Zenith’s profitability has been hit by continued lower residual value (RV) profits of the disposal of vehicles.

While its corporate funded fleet grew by 5.8% year-on-year, with 166,000 vehicles under management, the vehicle leasing company has suffered due to volatility in the used car market, particularly with electric vehicles (EVs).

While underlying adjusted EBITDA (Earnings Before Interest, Taxes, Depreciation, and Amortisation) excluding RV profits was up 14.2% year-on-year, adjusted EBITDA was £42.2 million, down 34% year-on-year when the values of the vehicle disposals were taken into account.

Zenith’s annual financial results for the year ending March 31, 2025, show the impact of the used market on the vehicle leasing sector.

Just last week, Lex Autolease, part of Lloyds Banking Group, reported a £10.6m loss in its annual accounts, just three years after pre-tax profits hit more than half a billion pounds.

The vehicle leasing giant – ranked second in last year’s Fleet News FN50 – blamed the decrease in reported profit on a combination of factors.

They included an increase on underlying depreciation charges on the funded fleet, lower profits on the disposal of vehicles, particularly EVs, and an increase borrowing costs from interest rate rises.

The average used EV price has fallen 46% between 2021 and 2024, compared to 19% for cars with an internal combustions engine (ICE), according to the British Vehicle Rental and Leasing Association (BVRLA).

Its recently released annual Road to Zero report, claimed that the UK’s EV future hangs in the balance, with used values “falling relentlessly”, costing the fleet and leasing sector hundreds of millions of pounds.

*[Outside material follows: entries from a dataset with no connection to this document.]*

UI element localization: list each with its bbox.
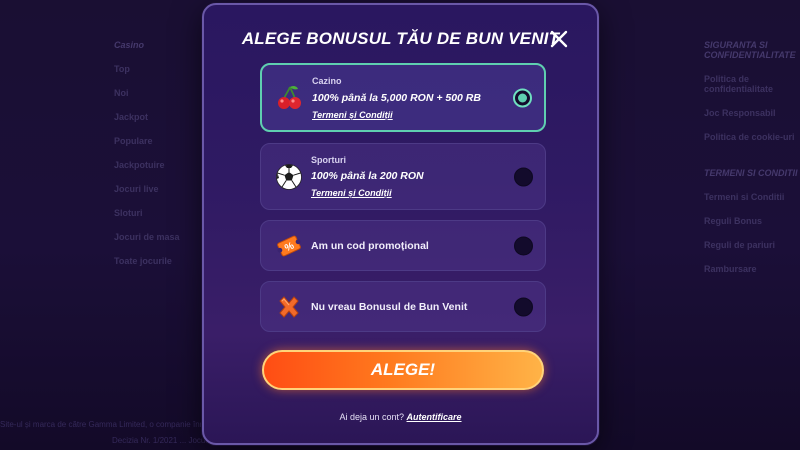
login-prompt-text: Ai deja un cont?: [339, 412, 404, 422]
option-label: Cazino: [312, 76, 342, 86]
welcome-bonus-modal: ALEGE BONUSUL TĂU DE BUN VENIT Cazino 10…: [202, 3, 599, 445]
option-text: Nu vreau Bonusul de Bun Venit: [311, 300, 468, 313]
close-button[interactable]: [549, 29, 569, 49]
footer-link: Politica de cookie-uri: [704, 132, 795, 142]
footer-link: Jackpot: [114, 112, 149, 122]
close-icon: [550, 30, 568, 48]
radio-selected[interactable]: [513, 88, 532, 107]
footer-link: Populare: [114, 136, 153, 146]
modal-title: ALEGE BONUSUL TĂU DE BUN VENIT: [241, 29, 560, 48]
radio-unselected[interactable]: [514, 236, 533, 255]
bonus-option-sports[interactable]: Sporturi 100% până la 200 RON Termeni și…: [260, 143, 546, 210]
footer-link: Politica de confidentialitate: [704, 74, 774, 94]
option-offer: 100% până la 200 RON: [311, 170, 424, 182]
radio-unselected[interactable]: [514, 297, 533, 316]
footer-link: Joc Responsabil: [704, 108, 776, 118]
footer-link: Toate jocurile: [114, 256, 172, 266]
radio-unselected[interactable]: [514, 167, 533, 186]
footer-link: Sloturi: [114, 208, 143, 218]
bonus-option-no-bonus[interactable]: Nu vreau Bonusul de Bun Venit: [260, 281, 546, 332]
choose-bonus-button[interactable]: ALEGE!: [262, 350, 544, 390]
cross-icon: [275, 293, 303, 321]
option-label: Sporturi: [311, 155, 346, 165]
footer-link: Reguli Bonus: [704, 216, 762, 226]
footer-link: Rambursare: [704, 264, 757, 274]
soccer-ball-icon: [275, 163, 303, 191]
login-prompt-row: Ai deja un cont? Autentificare: [204, 412, 597, 422]
bonus-option-casino[interactable]: Cazino 100% până la 5,000 RON + 500 RB T…: [260, 63, 546, 132]
footer-link: Jocuri de masa: [114, 232, 180, 242]
footer-link: Jackpotuire: [114, 160, 165, 170]
login-link[interactable]: Autentificare: [407, 412, 462, 422]
bonus-option-promo-code[interactable]: % Am un cod promoțional: [260, 220, 546, 271]
cherries-icon: [276, 84, 304, 112]
footer-column-safety: SIGURANTA SI CONFIDENTIALITATE Politica …: [704, 40, 800, 156]
promo-ticket-icon: %: [275, 232, 303, 260]
footer-column-heading: Casino: [114, 40, 145, 50]
option-offer: 100% până la 5,000 RON + 500 RB: [312, 92, 481, 104]
footer-column-terms: TERMENI SI CONDITII Termeni si Conditii …: [704, 168, 798, 288]
footer-column-heading: SIGURANTA SI CONFIDENTIALITATE: [704, 40, 796, 60]
option-text: Am un cod promoțional: [311, 239, 429, 252]
footer-link: Jocuri live: [114, 184, 159, 194]
footer-link: Top: [114, 64, 130, 74]
terms-link[interactable]: Termeni și Condiții: [311, 188, 392, 198]
footer-column-heading: TERMENI SI CONDITII: [704, 168, 798, 178]
footer-link: Noi: [114, 88, 129, 98]
footer-link: Termeni si Conditii: [704, 192, 785, 202]
footer-link: Reguli de pariuri: [704, 240, 776, 250]
terms-link[interactable]: Termeni și Condiții: [312, 110, 393, 120]
footer-column-casino: Casino Top Noi Jackpot Populare Jackpotu…: [114, 40, 180, 280]
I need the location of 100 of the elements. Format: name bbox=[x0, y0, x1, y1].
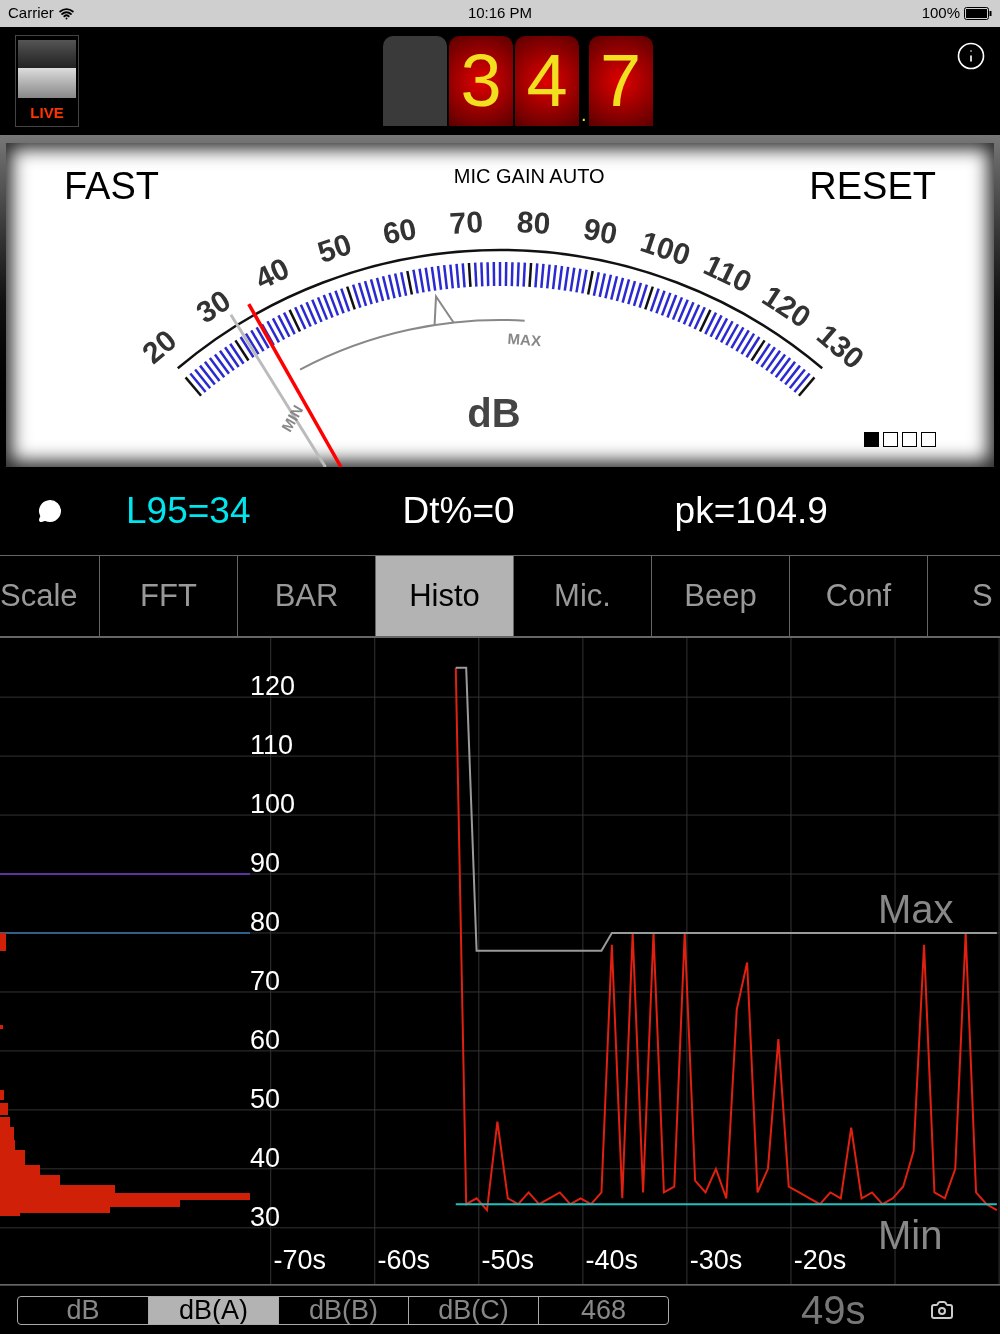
scale-tick bbox=[770, 353, 787, 375]
scale-tick bbox=[316, 296, 329, 321]
scale-tick bbox=[381, 276, 390, 300]
max-label: MAX bbox=[507, 329, 542, 350]
scale-tick bbox=[346, 286, 356, 310]
scale-tick bbox=[730, 326, 745, 349]
scale-tick bbox=[660, 292, 672, 316]
scale-tick bbox=[229, 343, 245, 365]
scale-tick bbox=[322, 294, 334, 318]
page-indicator[interactable] bbox=[902, 432, 917, 447]
y-axis-label: 110 bbox=[250, 730, 294, 761]
scale-tick bbox=[213, 353, 230, 375]
scale-tick bbox=[266, 320, 281, 343]
scale-tick bbox=[627, 280, 637, 305]
scale-tick bbox=[311, 299, 323, 323]
mic-gain-label: MIC GAIN AUTO bbox=[453, 164, 605, 189]
scale-tick bbox=[688, 304, 701, 328]
scale-tick bbox=[357, 282, 368, 307]
scale-tick bbox=[704, 312, 718, 335]
reading-value: Dt%=0 bbox=[402, 489, 515, 534]
scale-tick bbox=[224, 346, 240, 368]
scale-tick bbox=[492, 262, 496, 287]
info-icon[interactable] bbox=[956, 41, 986, 71]
scale-tick bbox=[682, 301, 695, 325]
scale-tick bbox=[598, 273, 607, 298]
scale-tick bbox=[393, 273, 402, 298]
tab[interactable]: Histo bbox=[376, 556, 514, 636]
decimal-point: . bbox=[581, 104, 587, 124]
scale-label: 30 bbox=[190, 283, 237, 330]
scale-tick bbox=[719, 320, 734, 343]
reading-value: L95=34 bbox=[126, 489, 251, 534]
y-axis-label: 40 bbox=[250, 1142, 281, 1173]
reset-button[interactable]: RESET bbox=[809, 167, 936, 205]
clock-label: 10:16 PM bbox=[467, 3, 533, 24]
reading-value: pk=104.9 bbox=[674, 489, 828, 534]
scale-tick bbox=[375, 277, 385, 302]
live-toggle[interactable]: LIVE bbox=[15, 35, 79, 127]
fast-button[interactable]: FAST bbox=[64, 167, 160, 205]
scale-tick bbox=[725, 323, 740, 346]
scale-tick bbox=[740, 333, 756, 355]
scale-tick bbox=[788, 368, 806, 389]
x-axis-label: -40s bbox=[585, 1245, 639, 1276]
scale-tick bbox=[184, 376, 203, 397]
scale-tick bbox=[387, 274, 396, 299]
unit-segment[interactable]: 468 bbox=[538, 1296, 668, 1324]
chat-bubble-icon[interactable] bbox=[38, 499, 62, 523]
unit-segment[interactable]: dB(A) bbox=[148, 1296, 278, 1324]
scale-tick bbox=[305, 301, 318, 325]
y-axis-label: 50 bbox=[250, 1084, 281, 1114]
unit-segment[interactable]: dB(C) bbox=[408, 1296, 538, 1324]
scale-tick bbox=[294, 306, 307, 330]
battery-icon bbox=[964, 7, 992, 20]
scale-tick bbox=[288, 309, 302, 333]
unit-segment[interactable]: dB bbox=[18, 1296, 148, 1324]
scale-tick bbox=[797, 376, 816, 397]
scale-tick bbox=[480, 262, 484, 287]
scale-tick bbox=[239, 336, 255, 358]
tab[interactable]: Scale bbox=[0, 556, 100, 636]
scale-tick bbox=[351, 284, 362, 308]
scale-tick bbox=[779, 361, 797, 382]
scale-tick bbox=[793, 372, 811, 393]
scale-tick bbox=[745, 336, 761, 358]
scale-tick bbox=[693, 306, 706, 330]
x-axis-label: -60s bbox=[377, 1245, 430, 1276]
scale-tick bbox=[504, 262, 508, 287]
scale-tick bbox=[714, 317, 729, 341]
camera-icon[interactable] bbox=[929, 1298, 954, 1322]
scale-tick bbox=[644, 286, 654, 310]
scale-tick bbox=[765, 350, 782, 372]
unit-label: dB bbox=[467, 391, 521, 435]
scale-tick bbox=[632, 282, 643, 307]
scale-tick bbox=[638, 284, 649, 308]
y-axis-label: 90 bbox=[250, 848, 281, 879]
scale-tick bbox=[610, 276, 619, 300]
unit-segment[interactable]: dB(B) bbox=[278, 1296, 408, 1324]
page-indicator[interactable] bbox=[921, 432, 936, 447]
scale-label: 100 bbox=[636, 224, 695, 272]
scale-tick bbox=[666, 294, 678, 318]
scale-label: 20 bbox=[135, 323, 183, 370]
scale-tick bbox=[271, 317, 286, 341]
scale-tick bbox=[189, 372, 207, 393]
series-label: Max bbox=[878, 887, 954, 931]
page-indicator[interactable] bbox=[883, 432, 898, 447]
scale-tick bbox=[750, 339, 766, 362]
scale-tick bbox=[698, 309, 712, 333]
scale-tick bbox=[774, 357, 792, 379]
scale-tick bbox=[244, 333, 260, 355]
scale-tick bbox=[282, 312, 296, 335]
scale-tick bbox=[363, 280, 373, 305]
scale-tick bbox=[250, 329, 265, 352]
scale-tick bbox=[340, 288, 351, 312]
scale-tick bbox=[369, 279, 379, 303]
scale-tick bbox=[486, 262, 490, 287]
scale-tick bbox=[615, 277, 625, 302]
scale-tick bbox=[604, 274, 613, 299]
digit-tile: 4 bbox=[515, 36, 579, 126]
scale-tick bbox=[328, 292, 340, 316]
y-axis-label: 30 bbox=[250, 1201, 281, 1232]
scale-label: 40 bbox=[249, 251, 295, 296]
scale-tick bbox=[784, 364, 801, 386]
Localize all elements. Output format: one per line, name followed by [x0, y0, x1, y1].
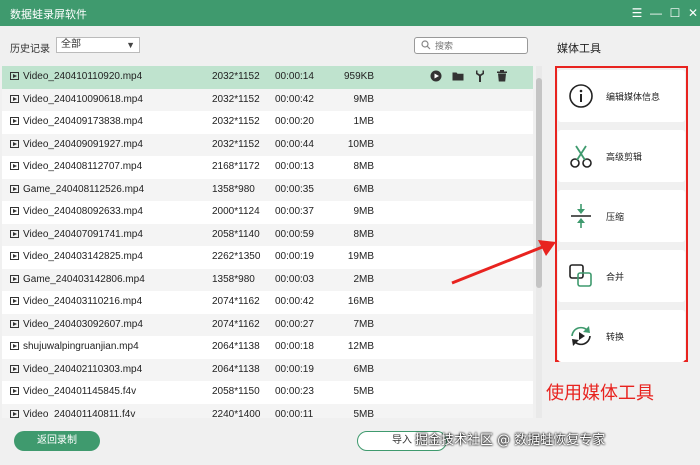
app-window: 数据蛙录屏软件 ☰ — ☐ ✕ 历史记录 全部 ▼ Video_24041011…: [0, 0, 700, 465]
annotation-text: 使用媒体工具: [546, 383, 654, 404]
watermark-text: 掘金技术社区 @ 数据蛙恢复专家: [415, 433, 606, 448]
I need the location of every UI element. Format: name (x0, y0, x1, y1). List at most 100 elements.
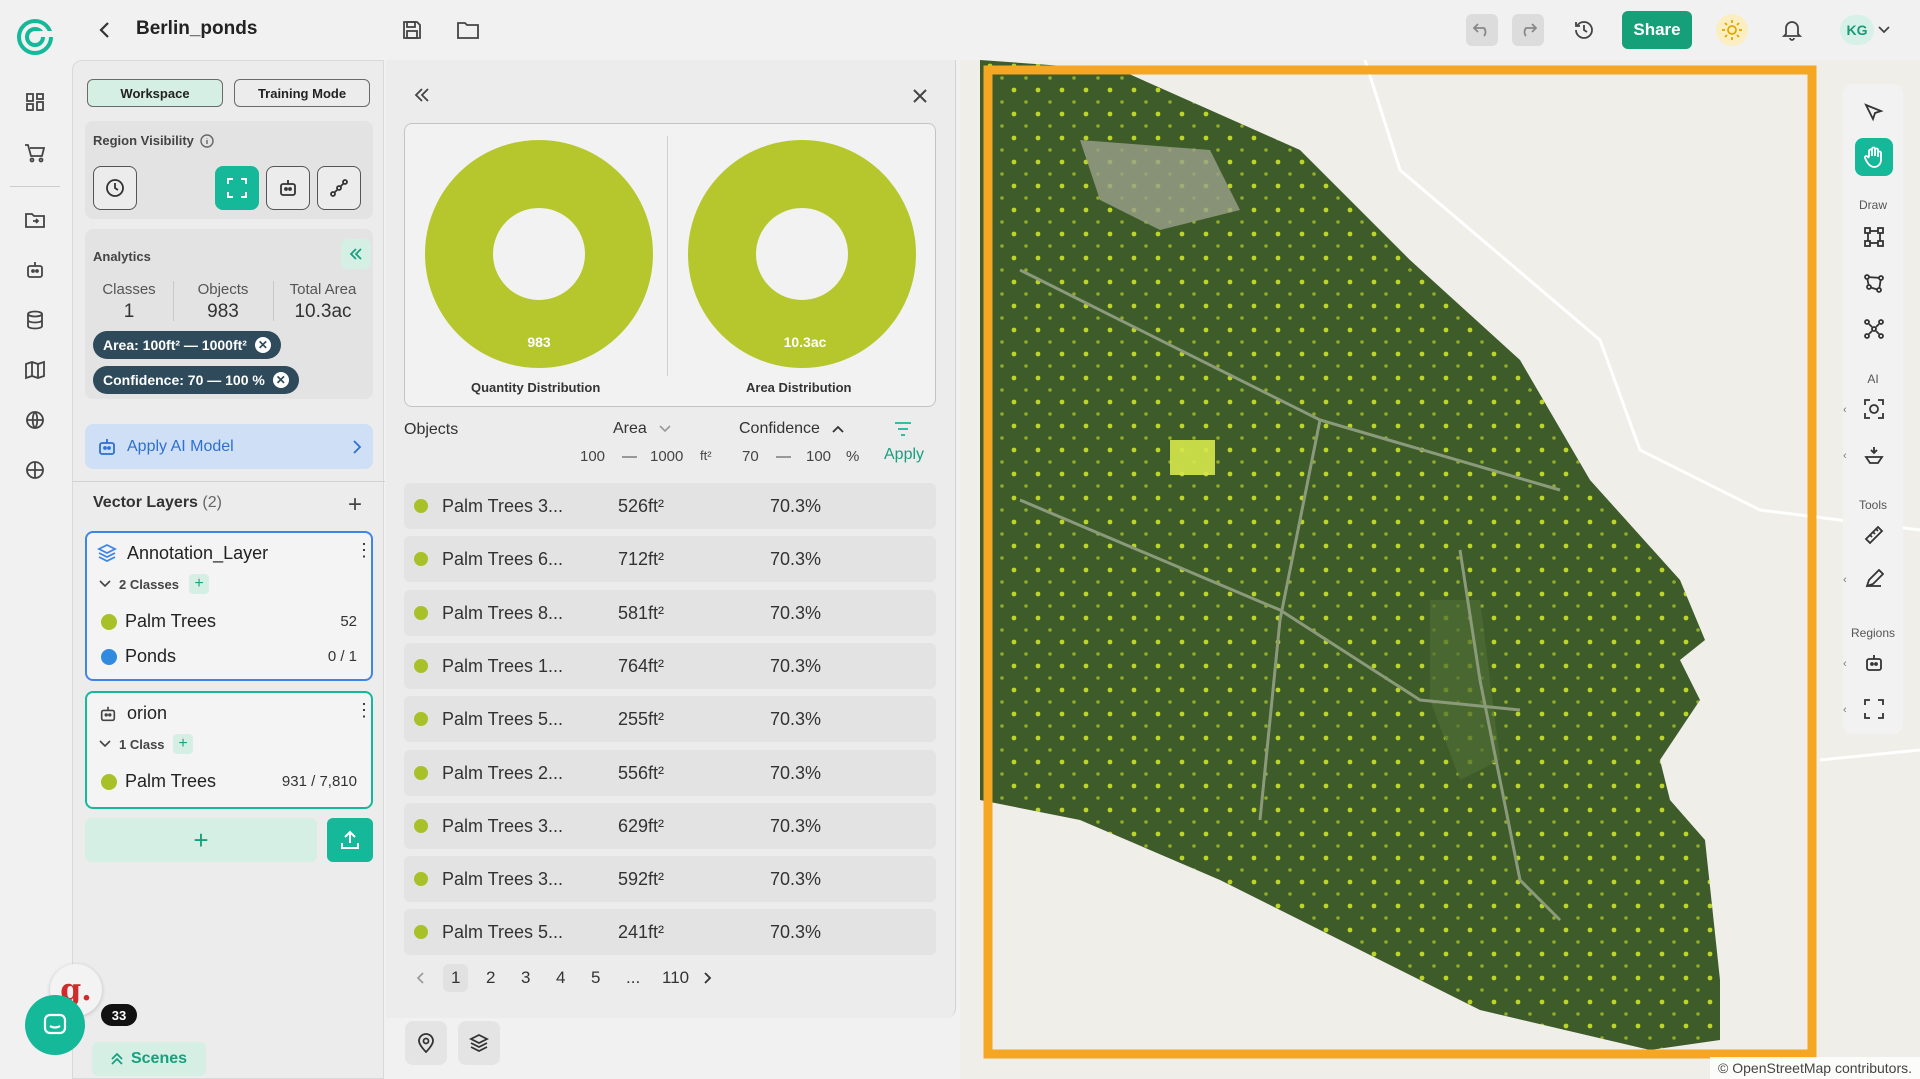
scenes-button[interactable]: Scenes (92, 1042, 206, 1076)
table-row[interactable]: Palm Trees 8... 581ft² 70.3% (404, 589, 936, 636)
add-class-icon[interactable]: + (173, 734, 193, 754)
table-row[interactable]: Palm Trees 2... 556ft² 70.3% (404, 749, 936, 796)
expand-caret-icon[interactable]: ‹ (1843, 450, 1847, 462)
confidence-min-input[interactable]: 70 (742, 448, 759, 465)
pen-button[interactable] (1855, 560, 1893, 598)
upload-button[interactable] (327, 818, 373, 862)
page-link[interactable]: 110 (662, 968, 689, 988)
layer-card-orion[interactable]: orion ⋮ 1 Class + Palm Trees 931 / 7,810 (85, 691, 373, 809)
confidence-max-input[interactable]: 100 (806, 448, 831, 465)
collapse-analytics-icon[interactable] (341, 239, 371, 269)
expand-caret-icon[interactable]: ‹ (1843, 404, 1847, 416)
tab-training-mode[interactable]: Training Mode (234, 79, 370, 107)
back-chevron-icon[interactable] (88, 14, 120, 46)
pan-hand-button[interactable] (1855, 138, 1893, 176)
undo-icon[interactable] (1466, 14, 1498, 46)
visibility-robot-button[interactable] (266, 166, 310, 210)
table-row[interactable]: Palm Trees 1... 764ft² 70.3% (404, 642, 936, 689)
area-min-input[interactable]: 100 (580, 448, 605, 465)
theme-sun-icon[interactable] (1716, 14, 1748, 46)
object-name: Palm Trees 3... (442, 496, 564, 516)
layers-toggle-button[interactable] (458, 1021, 500, 1065)
table-row[interactable]: Palm Trees 3... 526ft² 70.3% (404, 483, 936, 529)
add-class-icon[interactable]: + (189, 574, 209, 594)
app-logo-icon[interactable] (14, 16, 56, 58)
database-icon[interactable] (20, 305, 50, 335)
page-link[interactable]: 5 (591, 968, 600, 988)
expand-caret-icon[interactable]: ‹ (1843, 574, 1847, 586)
table-row[interactable]: Palm Trees 6... 712ft² 70.3% (404, 536, 936, 583)
class-row-ponds[interactable]: Ponds 0 / 1 (101, 646, 357, 667)
chevron-down-icon[interactable] (99, 740, 111, 748)
region-robot-button[interactable] (1855, 644, 1893, 682)
folder-open-icon[interactable] (452, 14, 484, 46)
avatar[interactable]: KG (1840, 15, 1874, 45)
collapse-panel-icon[interactable] (414, 88, 430, 102)
bell-icon[interactable] (1776, 14, 1808, 46)
table-row[interactable]: Palm Trees 5... 255ft² 70.3% (404, 696, 936, 743)
page-link[interactable]: 4 (556, 968, 565, 988)
tab-workspace[interactable]: Workspace (87, 79, 223, 107)
map-canvas[interactable]: © OpenStreetMap contributors. (960, 60, 1920, 1079)
map-icon[interactable] (20, 355, 50, 385)
globe-grid-icon[interactable] (20, 405, 50, 435)
robot-icon[interactable] (20, 255, 50, 285)
ai-segment-button[interactable] (1855, 436, 1893, 474)
draw-rectangle-button[interactable] (1855, 218, 1893, 256)
remove-filter-icon[interactable]: ✕ (254, 337, 271, 353)
measure-button[interactable] (1855, 516, 1893, 554)
expand-caret-icon[interactable]: ‹ (1843, 704, 1847, 716)
column-confidence-sort[interactable]: Confidence (739, 420, 844, 438)
region-fullscreen-button[interactable] (1855, 690, 1893, 728)
filter-icon[interactable] (894, 422, 912, 436)
table-row[interactable]: Palm Trees 5... 241ft² 70.3% (404, 909, 936, 956)
filter-chip-area[interactable]: Area: 100ft² — 1000ft² ✕ (93, 331, 281, 359)
page-link[interactable]: 1 (443, 964, 469, 992)
select-pointer-button[interactable] (1855, 94, 1893, 132)
share-button[interactable]: Share (1622, 11, 1692, 49)
table-row[interactable]: Palm Trees 3... 592ft² 70.3% (404, 856, 936, 903)
apply-ai-model-button[interactable]: Apply AI Model (85, 424, 373, 469)
chevron-down-icon[interactable] (1874, 14, 1894, 46)
chevron-down-icon[interactable] (99, 580, 111, 588)
redo-icon[interactable] (1512, 14, 1544, 46)
visibility-fullscreen-button[interactable] (215, 166, 259, 210)
kebab-menu-icon[interactable]: ⋮ (355, 701, 373, 719)
area-max-input[interactable]: 1000 (650, 448, 683, 465)
close-icon[interactable] (912, 88, 928, 104)
column-area-sort[interactable]: Area (613, 420, 671, 438)
cart-icon[interactable] (20, 138, 50, 168)
add-layer-button[interactable]: + (85, 818, 317, 862)
draw-skeleton-button[interactable] (1855, 310, 1893, 348)
kebab-menu-icon[interactable]: ⋮ (355, 541, 373, 559)
layer-card-annotation[interactable]: Annotation_Layer ⋮ 2 Classes + Palm Tree… (85, 531, 373, 681)
remove-filter-icon[interactable]: ✕ (272, 372, 289, 388)
filter-chip-confidence[interactable]: Confidence: 70 — 100 % ✕ (93, 366, 299, 394)
ai-scan-icon (1864, 399, 1884, 419)
add-layer-icon[interactable]: + (348, 491, 362, 519)
quantity-chart-label: Quantity Distribution (471, 380, 601, 395)
history-icon[interactable] (1568, 14, 1600, 46)
page-link[interactable]: ... (626, 968, 640, 988)
visibility-nodes-button[interactable] (317, 166, 361, 210)
ai-detect-button[interactable] (1855, 390, 1893, 428)
page-link[interactable]: 3 (521, 968, 530, 988)
chat-button[interactable] (25, 995, 85, 1055)
world-icon[interactable] (20, 455, 50, 485)
dashboard-icon[interactable] (20, 87, 50, 117)
page-link[interactable]: 2 (486, 968, 495, 988)
class-row-palm-trees[interactable]: Palm Trees 52 (101, 611, 357, 632)
expand-caret-icon[interactable]: ‹ (1843, 658, 1847, 670)
visibility-time-button[interactable] (93, 166, 137, 210)
next-page-icon[interactable] (704, 972, 712, 984)
location-pin-button[interactable] (405, 1021, 447, 1065)
prev-page-icon[interactable] (416, 972, 424, 984)
folder-icon[interactable] (20, 205, 50, 235)
class-row-palm-trees[interactable]: Palm Trees 931 / 7,810 (101, 771, 357, 792)
table-row[interactable]: Palm Trees 3... 629ft² 70.3% (404, 802, 936, 849)
draw-polygon-button[interactable] (1855, 264, 1893, 302)
class-color-dot (101, 613, 117, 630)
area-donut-value: 10.3ac (783, 334, 827, 350)
save-icon[interactable] (396, 14, 428, 46)
apply-filter-button[interactable]: Apply (884, 446, 924, 464)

And, while welcoming the Government’s new electric car grant, the BVRLA has warned that without incentives to help stimulate the used market alongside the new EV market, it could put further downward pressure on RVs.

Battery electric vehicle (BEV) concentration in Zenith’s corporate and consumer funded fleet remains balanced, it says, comprising 47.5% (28,631) BEVs.

Zenith was ranked seventh in last year’s Fleet News FN50, with a risk fleet of 69,492 cars and vans.  

In an effort to protect margins, Zenith has previously reported that one-in-three BEV contracts have been formally extended as part of Project Volt, the group’s lease extension programme to address the decline in used plug-in prices.

Zenith reports continued progress with Project Volt, creating £10.8m of value since its inception in 2024.

Richard Jones (pictured), Zenith chief executive officer, said: “Against an uncertain economic backdrop, we continue to focus on delivering our strategy and influencing the financial and operational metrics we can control, an approach which has seen our underlying business strengthen, as we continue to win new contracts.

“For the third consecutive year, we’ve grown our corporate funded fleet, with salary sacrifice up 10.4% year-on-year, supported in part by the Government’s renewed commitment to benefit-in-kind incentives on BEV cars.

“Our commercial division continues to deliver strong performance while continuing to expand its mobile maintenance offering to support growing customer demand.”

He concluded: “As I reflect on my first few months as CEO, I am impressed by the strength and resilience of the Zenith Group, underpinned by the expertise, commitment and efforts of our talented colleagues.

“Thank you to everyone who has supported Zenith this year and I am confident that by working together as a team, and alongside our customers and partners, we can continue to make strategic progress.”